Je me souviens de ma visite au musée “Paul Gaugin” situé sur la côte ouest de Tahiti, près de Mataica où l’artiste s’était installé lors de son premier séjour en Polynésie en 1891.
J’étais accompagné de mon ami Gilbert Tissot et religieusement au bar du musée, avant la visite, nous dégustions un délicieux “Irish Coffée”, de quoi nous mettre en disposition pour affronter la suite des activités prévues pour cet après déjeuner…
En fait, c'était une journée “culturelle”, organisée depuis l'atoll de “Mururoa” où nous étions affectés. Notre mission s'activait au profit du Commissariat à l’Energie Atomique (CEA). par bonheur ou non, tout les deux mois, nous nous rendions à 2 000 kilomètres de là, à Papeete, où nous pouvions nous offrir une détente salutaire, Ô ! combien folklorique en tous genres gardant le fil conducteur de se dérouler en tout bien, tout honneur... cela va de soi.
J’expliquais à mon Ami, qu’au cours d’une de mes promenades très matinales sur l’atoll, un jour comme les autres, une réflexion s’était imposée à moi et que depuis, elle me laissait le désagréable goût amer d’une question sans réponse…

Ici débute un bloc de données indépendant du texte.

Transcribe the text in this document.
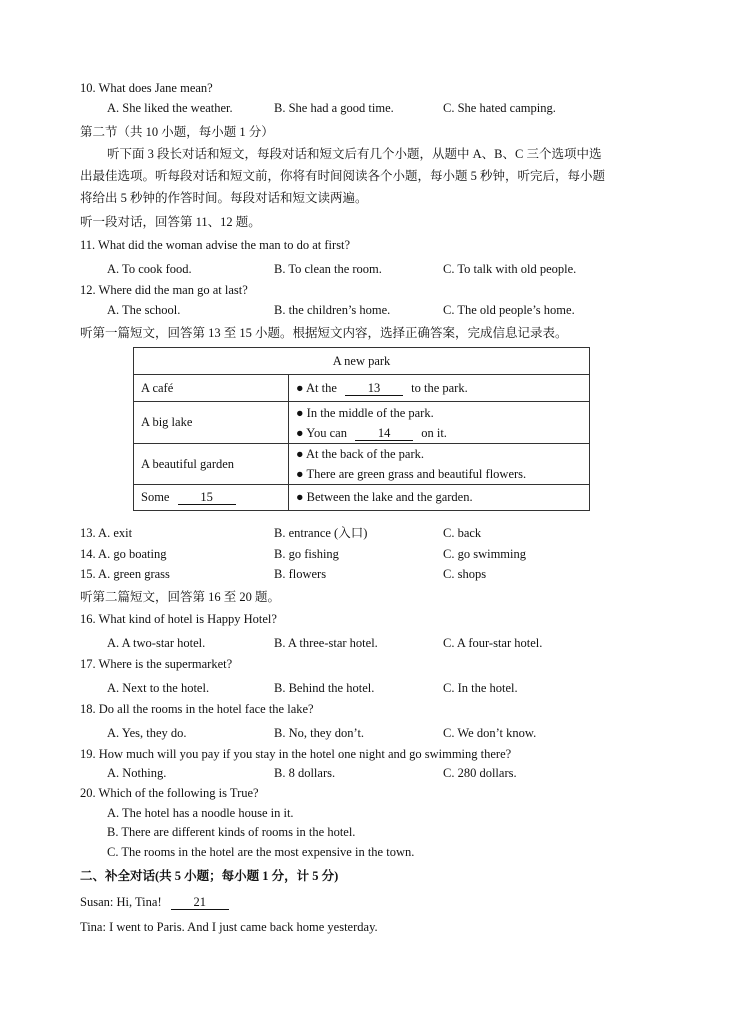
10. What does Jane mean?
A. She liked the weather.	B. She had a good time.	C. She hated camping.
第二节（共 10 小题，每小题 1 分）
听下面 3 段长对话和短文，每段对话和短文后有几个小题，从题中 A、B、C 三个选项中选
出最佳选项。听每段对话和短文前，你将有时间阅读各个小题，每小题 5 秒钟，听完后，每小题
将给出 5 秒钟的作答时间。每段对话和短文读两遍。
听一段对话，回答第 11、12 题。
11. What did the woman advise the man to do at first?
A. To cook food.	B. To clean the room.	C. To talk with old people.
12. Where did the man go at last?
A. The school.	B. the children’s home.	C. The old people’s home.
听第一篇短文，回答第 13 至 15 小题。根据短文内容，选择正确答案，完成信息记录表。
A new park	
A café	● At the 13 to the park.
A big lake	● In the middle of the park.
● You can 14 on it.

A beautiful garden	● At the back of the park.
● There are green grass and beautiful flowers.

Some 15	● Between the lake and the garden.
13. A. exit	B. entrance (入口)	C. back
14. A. go boating	B. go fishing	C. go swimming
15. A. green grass	B. flowers	C. shops
听第二篇短文，回答第 16 至 20 题。
16. What kind of hotel is Happy Hotel?
A. A two-star hotel.	B. A three-star hotel.	C. A four-star hotel.
17. Where is the supermarket?
A. Next to the hotel.	B. Behind the hotel.	C. In the hotel.
18. Do all the rooms in the hotel face the lake?
A. Yes, they do.	B. No, they don’t.	C. We don’t know.
19. How much will you pay if you stay in the hotel one night and go swimming there?
A. Nothing.	B. 8 dollars.	C. 280 dollars.
20. Which of the following is True?
A. The hotel has a noodle house in it.
B. There are different kinds of rooms in the hotel.
C. The rooms in the hotel are the most expensive in the town.
二、补全对话(共 5 小题；每小题 1 分，计 5 分)
Susan: Hi, Tina!	21
Tina: I went to Paris. And I just came back home yesterday.
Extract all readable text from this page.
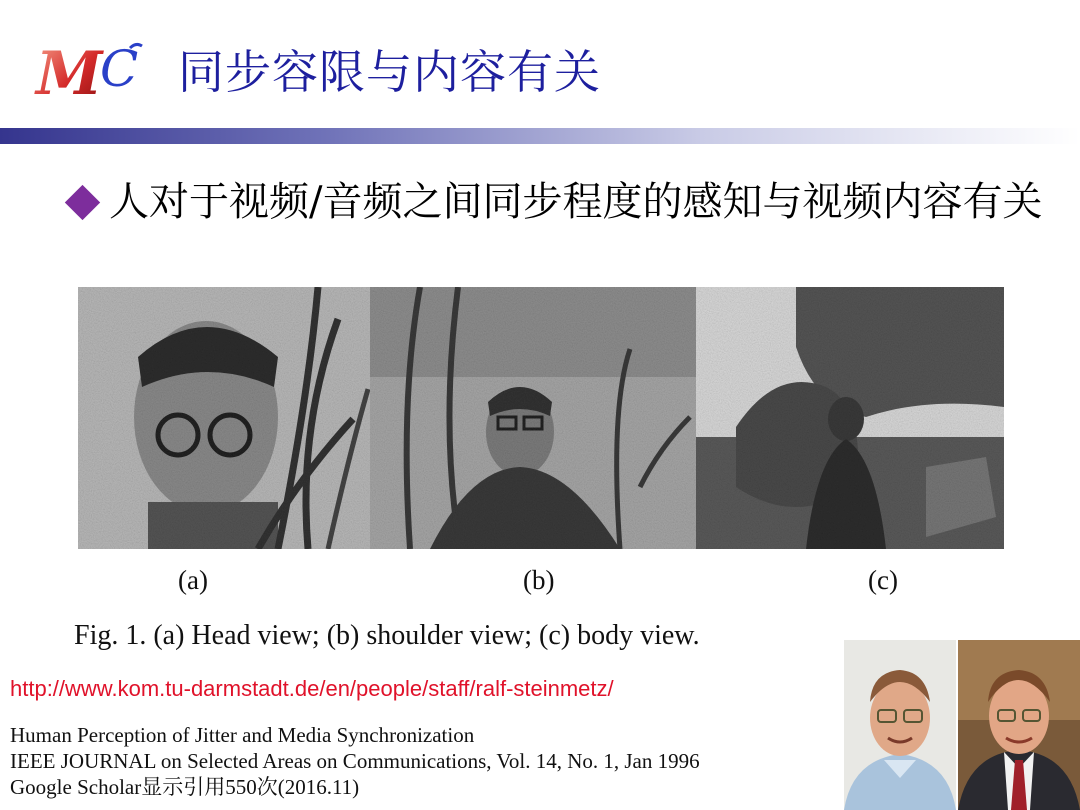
M
C 同步容限与内容有关
人对于视频/音频之间同步程度的感知与视频内容有关
(a)	(b)	(c)
Fig. 1. (a) Head view; (b) shoulder view; (c) body view.
http://www.kom.tu-darmstadt.de/en/people/staff/ralf-steinmetz/
Human Perception of Jitter and Media Synchronization
IEEE JOURNAL on Selected Areas on Communications, Vol. 14, No. 1, Jan 1996
Google Scholar显示引用550次(2016.11)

Ce jour là, je lui disais:
“La nuit s’achevait, le ciel n'attirait aucune attention particulière et pourtant, il se présentait, telle une loupe d’une taille démesurée dans laquelle je regardais d’un oeil étonné ma triste condition de "grain de sable" aux bords d’une des plages des eaux de la terre.
En fait, j’étais face à moi-même, devant l’océan dit “Pacifique” au nom mal approprié à notre mission et j’en étais à me remettre en mémoire mes tourments, mes soupirs, mes inquiétudes et curieusement je me libérais aussi de mes peurs cachées et du supplices des doutes qui ne me quittaient jamais.
Le cri d’un oiseau marin s’élevait au dessous du flux et du reflux du ressac, le vent se levait et s’imposait comme une respiration salutaire et bienvenue, l’horizon semblait proche et l’impression forte d’être nulle part et ailleurs en même temps, m’envahissait d’un sentiment aussi inexpliqué qu’inattendu, une sensation réellement inconfortable.
La mer, dit-on, ce n’est que de l’eau salée venue des nuages, voici une éternité, du temps où la terre ardente commençait à se refroidir. Mais celui qui se trouve devant elle, comme moi aux premières lueurs de l’aube, quand le soleil commence à peser lourd sur la houle sait bien à quoi s’en tenir. Il sait que l’homme quoi qu’il puisse inventer ou créer n’y a plus sa place aujourd’hui, il en a fait un monde stérile et absurde. Il ne parviendra plus, même par miracle, à s’attendrir devant cette vie qui vient du fond des mers, enigme obsédant qui n'a pas trouvé de réponse.
Le ciel s’était perdu, il se cachait et se laissait aspirer par l’Océan, tous deux apparaîssaient dans une couleur unique, la marée montante murmurait son approche de la terre, je n'était curieusement pas seul.
La science peut expliquer comment la mer est née, jamais elle ne pourra dire comment se fait-il que lorsque se présente devant elle un homme, ce dernier sent une réelle impuissant et devient vite un petit être, tout petit, devant cette force latente qui recule, tonne avec un aplomb retenu et se heurte furieusement à un platier de corraux pour finir en se confondant dans une image tourmentée où se mélangent espoir et doute en conflit permanent.”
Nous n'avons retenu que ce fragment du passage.